Nutrition: Fuelling For Post-Work Riding

For many of us, mid-week training is a chance to unwind, get in a few quick hours on the bike, and hopefully make a few fitness gains at the same time. Everyday life means that we're often restricted to short sharp sessions after work, and have to rely on the weekend for longer endurance miles. Short sessions can be very productive though, and training is as much about quality as it is quantity.

A fundamental key to getting that quality though, is nutrition. You need to make sure you are properly fuelled to perform at your best; making the most of those brief hours that you can squeeze into a busy mid-week schedule.

I've got this kind of nutrition wrong on many an occasion. Much like the feeling of 'bonking', if you haven't fuelled correctly, you are left lifeless and unproductive on the bike. With that in mind, I've now got a clear idea of how to effectively fuel for an after-work training set...

Caffeine and Carbohydrates

By its nature, evening is a time when our energy levels can be left flagging. Having had lunch at mid-day, you can find that by 6pm, your blood sugar levels will have dropped and your senses dulled. The solution is effective pre-loading, and for that, I use a mixture of caffeine and carbohydrates.

In particular, I've taken to using MaxiNutrition's new FuelMax Plus bar. As far as I know, this is the only energy bar on the market to contain a significant amount of caffeine, as well as a good carbohydrate boost. You could get both of those components from a coffee and a cereal bar, but this provides a neat and easy snack, which is great for chewing down half an hour before the end of the working day.

The FuelMax Plus bar is effectively an apricot cereal bar, coated in dark chocolate. It contains added Vitamin C, to help support your immune system, as well as 141mg of caffeine. To get an idea, 141mg is about the equivalent to a large coffee, or 2-3 shots of espresso; it's certainly enough that you'll notice it, and it should give you a serious "kick up the backside" to get going.

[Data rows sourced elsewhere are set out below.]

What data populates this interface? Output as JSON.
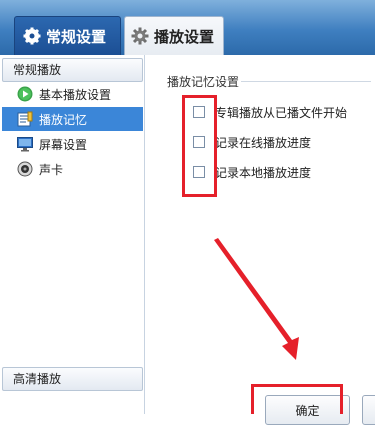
{
  "tabs": [
    {
      "label": "常规设置",
      "icon": "gear-icon",
      "active": true
    },
    {
      "label": "播放设置",
      "icon": "gear-icon",
      "active": false
    }
  ],
  "sidebar": {
    "section_top": "常规播放",
    "items": [
      {
        "label": "基本播放设置",
        "icon": "play-icon"
      },
      {
        "label": "播放记忆",
        "icon": "memory-icon",
        "selected": true
      },
      {
        "label": "屏幕设置",
        "icon": "screen-icon"
      },
      {
        "label": "声卡",
        "icon": "speaker-icon"
      }
    ],
    "section_bottom": "高清播放"
  },
  "content": {
    "group_title": "播放记忆设置",
    "options": [
      {
        "label": "专辑播放从已播文件开始",
        "checked": false
      },
      {
        "label": "记录在线播放进度",
        "checked": false
      },
      {
        "label": "记录本地播放进度",
        "checked": false
      }
    ],
    "ok_label": "确定"
  },
  "colors": {
    "highlight": "#e5202a",
    "selected_bg": "#3b86d8",
    "topbar": "#3f7fc0"
  }
}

Taking a FuelMax bar 30 minutes to an hour before you start exercising, means that your blood sugar levels and alertness will be boosted for the start of your session. A vital carb and caffeine kick, which will set you up for some productive training.

Energy Drink

Depending on the duration of your after-work session, it can also be helpful to use an energy drink supplement, to keep your blood sugar levels elevated throughout. Having taken on caffeine before the session, and considering it is probably getting later in the evening now, I opt for a non-caffeinated energy drink - at the moment, I'm using MaxiNutrition FuelMax.

One 35 gram scoop, in 500ml of water, will pack a 27 gram carbohydrate boost. That's about the equivalent of one energy gel, so it's enough to give a significant fuelling effect. The FuelMax also contains six essential electrolytes, so that you remain properly hydrated throughout your session (of course, you need to go into the session well hydrated, having drunk plenty of water throughout the day).

An energy drink will keep you pepped up, and I find it also encourages me to drink more often than if I just took water (probably because I don't want to waste it!). Staying well fuelled will mean you can do that last interval set with the same energy as the first.

In summary, nutrition for training after work is a mixture of pre-ride preparatory fuelling, and during-ride active fuelling. Of course, you need to ensure that you're eating and drinking well throughout the day; there's no substitute for a good diet (see my Ideas For A Cyclist Shopping List post for some ideas). But, a quick snack before you ride and effective fuelling during your ride, will boost the energy you have for your sessions, without a doubt.